Pie 'N Burger a Purely Californian Experience
If it's Tuesday, it must be time for another review from Nick Solares. Nick is also the publisher of Beef Aficionado, his blog that explores beef beyond burgerdom.

Pie 'N Burger
913 East California Boulevard, Pasadena CA 91106 (b/n South Lake Ave and South Mentor Ave; map); 626-795-1123; pienburger.com
The Short Order:Classic So Cal-style griddle-cooked burgers replete with Thousand Island dressing. While there is nothing unique about the recipe, the execution is unmatched. It's the author's favorite example of the breed
Want Fries with That? Absolutely—they're golden, crispy and delicious
Price: hamburger $6.25; cheeseburger $6.75
Notes: Open Mon.-Fri., 6 a.m. to 10 p.m.; Sat., 7 a.m. to 10 p.m.; Sun., 7 a.m. to 9 p.m.
Last week I reported on the venerable Apple Pan restaurant and its justifiably hyped burger offerings. An equally compelling burger—albeit with far less star power (you probably won't see Jack Nicholson or any other celebrity dining here)&madsh;can be found in Pasadena at the decades-old Pie 'N Burger. I have to thank George Motz for featuring Pie 'N Burger in his book Hamburger America. I would have definitely made it to the Apple Pan irrespective of his book, as it is world famous, but a hidden gem like Pie 'N Burger would have likely slipped under the radar, overshadowed by L.A.'s more celebrated burger joints but for Motz's coverage. And what a shame that would have been, for Pie 'N Burger provided me with one of the seminal burger experiences of my life.

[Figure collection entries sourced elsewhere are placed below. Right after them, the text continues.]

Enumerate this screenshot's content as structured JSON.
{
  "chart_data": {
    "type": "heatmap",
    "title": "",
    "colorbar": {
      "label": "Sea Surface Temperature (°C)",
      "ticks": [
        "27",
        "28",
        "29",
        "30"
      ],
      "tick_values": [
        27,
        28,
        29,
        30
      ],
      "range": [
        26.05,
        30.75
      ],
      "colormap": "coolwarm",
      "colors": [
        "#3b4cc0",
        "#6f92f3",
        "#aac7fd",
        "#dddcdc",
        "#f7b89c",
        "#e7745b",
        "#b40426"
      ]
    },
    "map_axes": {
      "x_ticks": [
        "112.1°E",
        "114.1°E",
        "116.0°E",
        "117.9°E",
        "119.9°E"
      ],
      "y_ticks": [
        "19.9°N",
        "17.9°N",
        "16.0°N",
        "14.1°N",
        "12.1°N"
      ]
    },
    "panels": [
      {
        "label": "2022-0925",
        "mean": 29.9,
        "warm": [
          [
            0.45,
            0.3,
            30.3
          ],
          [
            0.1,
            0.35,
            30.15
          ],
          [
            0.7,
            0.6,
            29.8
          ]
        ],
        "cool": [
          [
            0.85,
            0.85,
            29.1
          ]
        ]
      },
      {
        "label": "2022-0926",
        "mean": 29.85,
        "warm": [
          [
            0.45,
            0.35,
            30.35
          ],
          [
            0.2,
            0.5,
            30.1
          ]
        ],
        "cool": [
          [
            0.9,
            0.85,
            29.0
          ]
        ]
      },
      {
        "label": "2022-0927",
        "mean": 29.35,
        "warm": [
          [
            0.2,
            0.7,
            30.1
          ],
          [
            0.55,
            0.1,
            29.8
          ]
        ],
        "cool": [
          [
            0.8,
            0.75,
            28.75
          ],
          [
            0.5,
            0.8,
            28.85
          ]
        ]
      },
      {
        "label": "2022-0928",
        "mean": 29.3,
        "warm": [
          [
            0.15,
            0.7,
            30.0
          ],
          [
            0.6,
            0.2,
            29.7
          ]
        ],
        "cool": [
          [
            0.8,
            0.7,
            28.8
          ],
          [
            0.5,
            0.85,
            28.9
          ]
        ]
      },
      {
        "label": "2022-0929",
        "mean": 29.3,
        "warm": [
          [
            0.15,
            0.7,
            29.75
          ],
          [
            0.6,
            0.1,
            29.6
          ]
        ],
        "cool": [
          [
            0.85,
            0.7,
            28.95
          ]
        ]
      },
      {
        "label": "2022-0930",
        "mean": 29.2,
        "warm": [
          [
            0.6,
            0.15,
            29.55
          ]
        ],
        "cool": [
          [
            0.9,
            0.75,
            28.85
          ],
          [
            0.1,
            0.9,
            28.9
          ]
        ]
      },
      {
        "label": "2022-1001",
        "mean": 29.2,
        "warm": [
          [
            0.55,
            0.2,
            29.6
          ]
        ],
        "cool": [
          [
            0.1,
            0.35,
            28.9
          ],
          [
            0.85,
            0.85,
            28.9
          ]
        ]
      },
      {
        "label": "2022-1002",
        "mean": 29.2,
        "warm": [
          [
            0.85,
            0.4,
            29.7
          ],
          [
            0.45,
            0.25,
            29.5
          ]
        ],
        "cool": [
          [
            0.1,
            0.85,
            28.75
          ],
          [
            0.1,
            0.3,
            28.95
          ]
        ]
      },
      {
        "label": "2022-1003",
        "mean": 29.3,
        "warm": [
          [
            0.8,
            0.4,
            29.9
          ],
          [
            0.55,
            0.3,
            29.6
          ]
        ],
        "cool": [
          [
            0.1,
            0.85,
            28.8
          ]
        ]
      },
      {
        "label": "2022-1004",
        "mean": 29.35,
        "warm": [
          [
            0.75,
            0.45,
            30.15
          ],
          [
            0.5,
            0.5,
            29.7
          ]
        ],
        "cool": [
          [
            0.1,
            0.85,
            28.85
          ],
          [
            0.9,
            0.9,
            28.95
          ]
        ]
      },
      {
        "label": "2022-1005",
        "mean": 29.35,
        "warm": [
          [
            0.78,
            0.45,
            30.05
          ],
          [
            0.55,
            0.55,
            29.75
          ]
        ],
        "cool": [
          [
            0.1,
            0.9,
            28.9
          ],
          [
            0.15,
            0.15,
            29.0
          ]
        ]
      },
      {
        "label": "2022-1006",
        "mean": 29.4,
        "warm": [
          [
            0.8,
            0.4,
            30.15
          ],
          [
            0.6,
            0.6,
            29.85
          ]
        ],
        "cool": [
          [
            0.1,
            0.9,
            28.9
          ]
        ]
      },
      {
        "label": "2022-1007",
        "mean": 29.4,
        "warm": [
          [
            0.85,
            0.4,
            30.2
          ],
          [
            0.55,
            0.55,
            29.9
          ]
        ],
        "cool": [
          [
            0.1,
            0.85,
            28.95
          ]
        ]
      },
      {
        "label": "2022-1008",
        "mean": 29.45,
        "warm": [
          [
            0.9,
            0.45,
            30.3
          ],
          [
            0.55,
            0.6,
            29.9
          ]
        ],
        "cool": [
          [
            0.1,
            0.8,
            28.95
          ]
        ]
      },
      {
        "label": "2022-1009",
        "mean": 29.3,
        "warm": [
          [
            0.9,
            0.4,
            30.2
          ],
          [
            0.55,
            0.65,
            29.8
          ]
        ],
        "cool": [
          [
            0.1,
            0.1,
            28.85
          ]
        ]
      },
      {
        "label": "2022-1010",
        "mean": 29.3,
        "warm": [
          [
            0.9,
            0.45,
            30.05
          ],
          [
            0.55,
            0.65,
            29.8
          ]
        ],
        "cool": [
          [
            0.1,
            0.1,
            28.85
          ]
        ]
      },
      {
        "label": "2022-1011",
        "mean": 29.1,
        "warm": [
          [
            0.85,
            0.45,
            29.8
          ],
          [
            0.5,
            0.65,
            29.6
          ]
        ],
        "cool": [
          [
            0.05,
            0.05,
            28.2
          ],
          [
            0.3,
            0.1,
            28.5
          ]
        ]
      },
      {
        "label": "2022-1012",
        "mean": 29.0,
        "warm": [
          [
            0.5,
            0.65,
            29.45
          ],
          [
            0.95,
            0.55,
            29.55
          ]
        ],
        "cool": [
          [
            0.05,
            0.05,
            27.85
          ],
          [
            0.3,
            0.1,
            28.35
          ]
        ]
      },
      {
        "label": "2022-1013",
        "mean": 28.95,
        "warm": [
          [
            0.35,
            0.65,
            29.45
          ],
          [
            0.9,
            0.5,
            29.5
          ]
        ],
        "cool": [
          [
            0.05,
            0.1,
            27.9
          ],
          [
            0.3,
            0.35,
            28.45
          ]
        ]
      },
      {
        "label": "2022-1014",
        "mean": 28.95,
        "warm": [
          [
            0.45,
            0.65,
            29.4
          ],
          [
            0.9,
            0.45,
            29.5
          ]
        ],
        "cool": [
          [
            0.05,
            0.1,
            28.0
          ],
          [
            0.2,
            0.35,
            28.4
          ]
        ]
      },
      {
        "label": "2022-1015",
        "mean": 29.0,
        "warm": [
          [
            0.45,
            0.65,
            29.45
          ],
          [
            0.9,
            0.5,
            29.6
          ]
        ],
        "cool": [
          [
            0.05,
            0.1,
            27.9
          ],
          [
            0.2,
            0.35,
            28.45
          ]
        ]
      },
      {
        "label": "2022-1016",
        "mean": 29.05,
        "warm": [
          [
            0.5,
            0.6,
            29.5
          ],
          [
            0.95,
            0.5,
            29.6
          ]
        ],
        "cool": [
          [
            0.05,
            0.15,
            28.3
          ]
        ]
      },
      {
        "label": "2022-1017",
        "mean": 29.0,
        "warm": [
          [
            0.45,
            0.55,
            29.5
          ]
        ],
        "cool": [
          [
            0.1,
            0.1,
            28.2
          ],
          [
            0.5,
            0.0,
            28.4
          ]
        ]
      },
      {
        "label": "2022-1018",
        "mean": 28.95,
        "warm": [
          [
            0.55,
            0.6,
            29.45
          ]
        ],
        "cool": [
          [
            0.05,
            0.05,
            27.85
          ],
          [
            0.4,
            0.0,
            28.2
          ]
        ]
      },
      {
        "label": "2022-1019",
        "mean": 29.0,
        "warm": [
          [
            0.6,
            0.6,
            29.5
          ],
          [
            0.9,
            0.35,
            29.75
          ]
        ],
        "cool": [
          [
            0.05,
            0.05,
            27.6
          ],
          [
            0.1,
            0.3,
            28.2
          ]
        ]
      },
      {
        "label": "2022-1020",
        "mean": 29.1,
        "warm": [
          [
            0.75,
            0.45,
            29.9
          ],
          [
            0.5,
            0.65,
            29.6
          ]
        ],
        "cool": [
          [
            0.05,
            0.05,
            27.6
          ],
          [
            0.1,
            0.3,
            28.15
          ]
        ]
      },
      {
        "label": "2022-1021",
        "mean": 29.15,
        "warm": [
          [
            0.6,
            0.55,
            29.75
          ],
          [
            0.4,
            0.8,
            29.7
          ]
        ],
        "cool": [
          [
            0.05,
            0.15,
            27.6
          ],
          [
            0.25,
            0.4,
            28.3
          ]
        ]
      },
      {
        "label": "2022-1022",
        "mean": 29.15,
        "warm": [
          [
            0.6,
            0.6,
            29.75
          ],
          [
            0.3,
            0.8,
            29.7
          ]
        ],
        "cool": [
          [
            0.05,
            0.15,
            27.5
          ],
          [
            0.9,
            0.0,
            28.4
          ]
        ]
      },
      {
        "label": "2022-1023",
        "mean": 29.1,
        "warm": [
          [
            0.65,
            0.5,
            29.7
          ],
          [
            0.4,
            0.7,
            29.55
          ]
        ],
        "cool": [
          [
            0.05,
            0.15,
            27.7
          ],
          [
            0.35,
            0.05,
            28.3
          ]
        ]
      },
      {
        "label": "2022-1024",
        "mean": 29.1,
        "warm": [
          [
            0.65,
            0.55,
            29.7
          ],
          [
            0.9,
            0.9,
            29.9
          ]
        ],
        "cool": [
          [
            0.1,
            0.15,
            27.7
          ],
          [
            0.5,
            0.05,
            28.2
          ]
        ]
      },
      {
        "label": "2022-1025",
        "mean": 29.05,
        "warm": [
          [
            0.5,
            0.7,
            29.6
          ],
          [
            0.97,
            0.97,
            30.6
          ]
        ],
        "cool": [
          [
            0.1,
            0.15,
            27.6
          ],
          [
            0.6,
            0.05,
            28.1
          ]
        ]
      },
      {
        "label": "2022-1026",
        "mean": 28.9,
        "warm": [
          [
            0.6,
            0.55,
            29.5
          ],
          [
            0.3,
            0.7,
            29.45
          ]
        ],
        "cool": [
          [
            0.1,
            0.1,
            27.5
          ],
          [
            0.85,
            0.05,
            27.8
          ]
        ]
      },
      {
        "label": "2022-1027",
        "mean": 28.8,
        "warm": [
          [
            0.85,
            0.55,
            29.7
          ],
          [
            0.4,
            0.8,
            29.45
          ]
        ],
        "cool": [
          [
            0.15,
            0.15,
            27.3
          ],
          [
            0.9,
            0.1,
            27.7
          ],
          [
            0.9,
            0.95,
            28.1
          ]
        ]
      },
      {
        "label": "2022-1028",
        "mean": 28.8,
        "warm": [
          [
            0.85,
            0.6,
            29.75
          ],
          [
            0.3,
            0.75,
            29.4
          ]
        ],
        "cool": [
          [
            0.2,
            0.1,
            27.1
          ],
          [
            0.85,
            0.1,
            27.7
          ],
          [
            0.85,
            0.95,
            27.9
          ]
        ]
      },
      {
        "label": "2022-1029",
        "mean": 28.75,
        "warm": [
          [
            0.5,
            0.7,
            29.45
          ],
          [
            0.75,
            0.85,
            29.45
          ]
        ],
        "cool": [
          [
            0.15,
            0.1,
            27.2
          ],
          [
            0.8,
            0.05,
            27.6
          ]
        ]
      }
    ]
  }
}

While the Apple Pan benefited from its proximity to the Hollywood movie studios and has served everyone from Clark Gable to Barbara Streisand, Pie 'N Burger has thrived on the back of a different constituency: local college students from USC and Caltech, as well as legions of those salt of the earth-type working people that you only hear about during primary elections.